= Charles Goldie (cricketer) =

English clergyman and cricketer

Charles Dashwood Goldie (26 March 1825 – 11 January 1886) was an English clergyman who played first-class cricket for Cambridge University fleetingly in 1846.

Goldie was born in Paris, France and baptised on 25 April 1825 in St Marylebone Parish Church, London. He was admitted to St John's College, Cambridge in 1843.

Goldie graduated from Cambridge University in 1847 with a Bachelor of Arts degree and was ordained as a priest in the Church of England. He was priest in charge at High Toynton, Lincolnshire in 1851 and then from 1852 to 1866 he had the same position at St Thomas's Church, Colnbrook, Buckinghamshire. He was vicar of St Ives (then in Huntingdonshire) from 1866 until his death there in 1886. Goldie's tenure at St Ives was controversial and his "ritualistic proceedings" alienated many of the congregation; he also attempted to impose church rates and was consistently and successfully opposed on that and on his candidates for the post of churchwarden in "stormy" parish meetings that attracted hundreds of people.

Goldie's first-class cricket career was accidental.

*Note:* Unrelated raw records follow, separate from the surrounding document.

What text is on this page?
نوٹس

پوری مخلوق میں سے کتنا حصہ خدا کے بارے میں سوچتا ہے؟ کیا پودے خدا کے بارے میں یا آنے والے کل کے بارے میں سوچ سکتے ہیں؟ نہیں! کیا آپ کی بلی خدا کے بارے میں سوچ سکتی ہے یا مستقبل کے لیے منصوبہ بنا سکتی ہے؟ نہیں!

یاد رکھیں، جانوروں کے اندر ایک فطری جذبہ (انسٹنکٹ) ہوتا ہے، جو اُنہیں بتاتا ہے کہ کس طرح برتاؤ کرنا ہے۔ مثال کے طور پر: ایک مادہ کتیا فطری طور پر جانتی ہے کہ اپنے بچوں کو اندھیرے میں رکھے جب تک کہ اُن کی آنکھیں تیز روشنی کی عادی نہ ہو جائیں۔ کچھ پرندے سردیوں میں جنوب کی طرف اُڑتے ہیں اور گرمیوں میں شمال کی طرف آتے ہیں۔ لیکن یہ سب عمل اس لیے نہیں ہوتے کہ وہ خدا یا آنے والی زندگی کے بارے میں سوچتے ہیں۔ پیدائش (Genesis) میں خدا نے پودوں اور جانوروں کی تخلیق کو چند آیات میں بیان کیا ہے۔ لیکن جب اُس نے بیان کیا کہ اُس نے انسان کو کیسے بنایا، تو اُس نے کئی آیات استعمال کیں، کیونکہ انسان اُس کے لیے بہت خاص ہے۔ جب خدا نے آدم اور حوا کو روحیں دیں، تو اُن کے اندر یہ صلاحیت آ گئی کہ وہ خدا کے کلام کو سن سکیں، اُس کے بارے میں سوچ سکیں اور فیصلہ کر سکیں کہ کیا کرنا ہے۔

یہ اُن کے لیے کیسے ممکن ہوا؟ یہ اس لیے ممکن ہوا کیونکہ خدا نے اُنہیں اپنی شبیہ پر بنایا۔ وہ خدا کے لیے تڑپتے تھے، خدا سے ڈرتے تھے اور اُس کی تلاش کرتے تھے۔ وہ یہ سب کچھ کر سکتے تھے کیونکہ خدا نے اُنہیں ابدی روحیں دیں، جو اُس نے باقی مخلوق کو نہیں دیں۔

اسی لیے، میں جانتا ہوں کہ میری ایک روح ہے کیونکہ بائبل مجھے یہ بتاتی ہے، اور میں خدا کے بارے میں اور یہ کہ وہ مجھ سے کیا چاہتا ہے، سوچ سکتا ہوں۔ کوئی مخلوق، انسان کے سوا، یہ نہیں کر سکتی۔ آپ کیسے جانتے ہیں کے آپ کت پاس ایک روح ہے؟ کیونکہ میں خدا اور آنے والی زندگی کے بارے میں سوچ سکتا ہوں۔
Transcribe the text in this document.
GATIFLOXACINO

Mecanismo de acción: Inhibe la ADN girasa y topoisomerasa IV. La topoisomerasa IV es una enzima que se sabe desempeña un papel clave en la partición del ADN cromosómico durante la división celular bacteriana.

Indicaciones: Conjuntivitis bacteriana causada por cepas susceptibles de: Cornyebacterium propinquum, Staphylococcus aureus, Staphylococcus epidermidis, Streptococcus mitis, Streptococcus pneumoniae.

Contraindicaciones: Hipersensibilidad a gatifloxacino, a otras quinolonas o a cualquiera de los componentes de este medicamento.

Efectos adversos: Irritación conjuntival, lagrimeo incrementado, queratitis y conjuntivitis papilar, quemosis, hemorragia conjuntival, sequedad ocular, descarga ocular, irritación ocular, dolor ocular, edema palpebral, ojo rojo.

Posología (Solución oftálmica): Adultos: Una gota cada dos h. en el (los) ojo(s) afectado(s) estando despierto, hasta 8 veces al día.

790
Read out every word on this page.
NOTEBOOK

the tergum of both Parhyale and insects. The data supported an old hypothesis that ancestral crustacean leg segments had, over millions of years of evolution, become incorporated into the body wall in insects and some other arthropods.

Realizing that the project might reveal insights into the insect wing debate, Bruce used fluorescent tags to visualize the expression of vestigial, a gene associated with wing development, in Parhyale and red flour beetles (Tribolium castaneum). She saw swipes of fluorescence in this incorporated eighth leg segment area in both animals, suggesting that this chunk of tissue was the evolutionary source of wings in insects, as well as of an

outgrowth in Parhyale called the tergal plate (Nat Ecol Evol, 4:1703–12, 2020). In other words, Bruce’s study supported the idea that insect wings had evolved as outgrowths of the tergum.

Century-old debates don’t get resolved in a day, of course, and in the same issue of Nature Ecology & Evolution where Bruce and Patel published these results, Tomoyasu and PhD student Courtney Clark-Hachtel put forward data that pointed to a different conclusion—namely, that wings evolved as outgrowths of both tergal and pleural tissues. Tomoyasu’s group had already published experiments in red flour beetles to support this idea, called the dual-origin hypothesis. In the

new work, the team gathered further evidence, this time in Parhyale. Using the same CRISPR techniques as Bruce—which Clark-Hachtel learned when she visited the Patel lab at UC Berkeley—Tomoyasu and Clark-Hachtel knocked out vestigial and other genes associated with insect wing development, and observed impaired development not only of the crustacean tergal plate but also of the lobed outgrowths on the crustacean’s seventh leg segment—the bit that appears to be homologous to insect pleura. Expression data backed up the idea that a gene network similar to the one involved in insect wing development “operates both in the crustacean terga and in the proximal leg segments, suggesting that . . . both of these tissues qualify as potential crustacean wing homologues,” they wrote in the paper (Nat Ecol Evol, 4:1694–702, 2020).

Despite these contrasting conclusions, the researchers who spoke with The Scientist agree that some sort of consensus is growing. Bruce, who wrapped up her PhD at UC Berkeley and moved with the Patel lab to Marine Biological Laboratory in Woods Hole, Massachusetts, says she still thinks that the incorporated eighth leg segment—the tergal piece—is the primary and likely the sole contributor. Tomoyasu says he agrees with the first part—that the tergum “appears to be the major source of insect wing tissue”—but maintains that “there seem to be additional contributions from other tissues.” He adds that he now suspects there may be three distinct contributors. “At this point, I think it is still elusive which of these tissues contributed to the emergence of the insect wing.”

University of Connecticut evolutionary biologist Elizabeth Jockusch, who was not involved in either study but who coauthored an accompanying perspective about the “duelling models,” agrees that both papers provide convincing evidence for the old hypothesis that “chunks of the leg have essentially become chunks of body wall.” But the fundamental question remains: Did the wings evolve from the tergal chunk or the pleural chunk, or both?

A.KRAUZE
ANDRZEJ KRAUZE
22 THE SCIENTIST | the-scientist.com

In the 1846 University Match between Cambridge University and Oxford University, held at Oxford, the Cambridge batsman John Walker did not appear for the match; the Cambridge team batted one man short in the first innings, but Goldie was co-opted to bat at No 11 in the second innings, and scored one run.

Goldie married Harriet Nicol, the daughter of a Bengal Army colonel, in 1848; among their children was John Goldie, who won fame in rowing at Cambridge and at Henley and after whom the Goldie second string Cambridge University rowing team is named.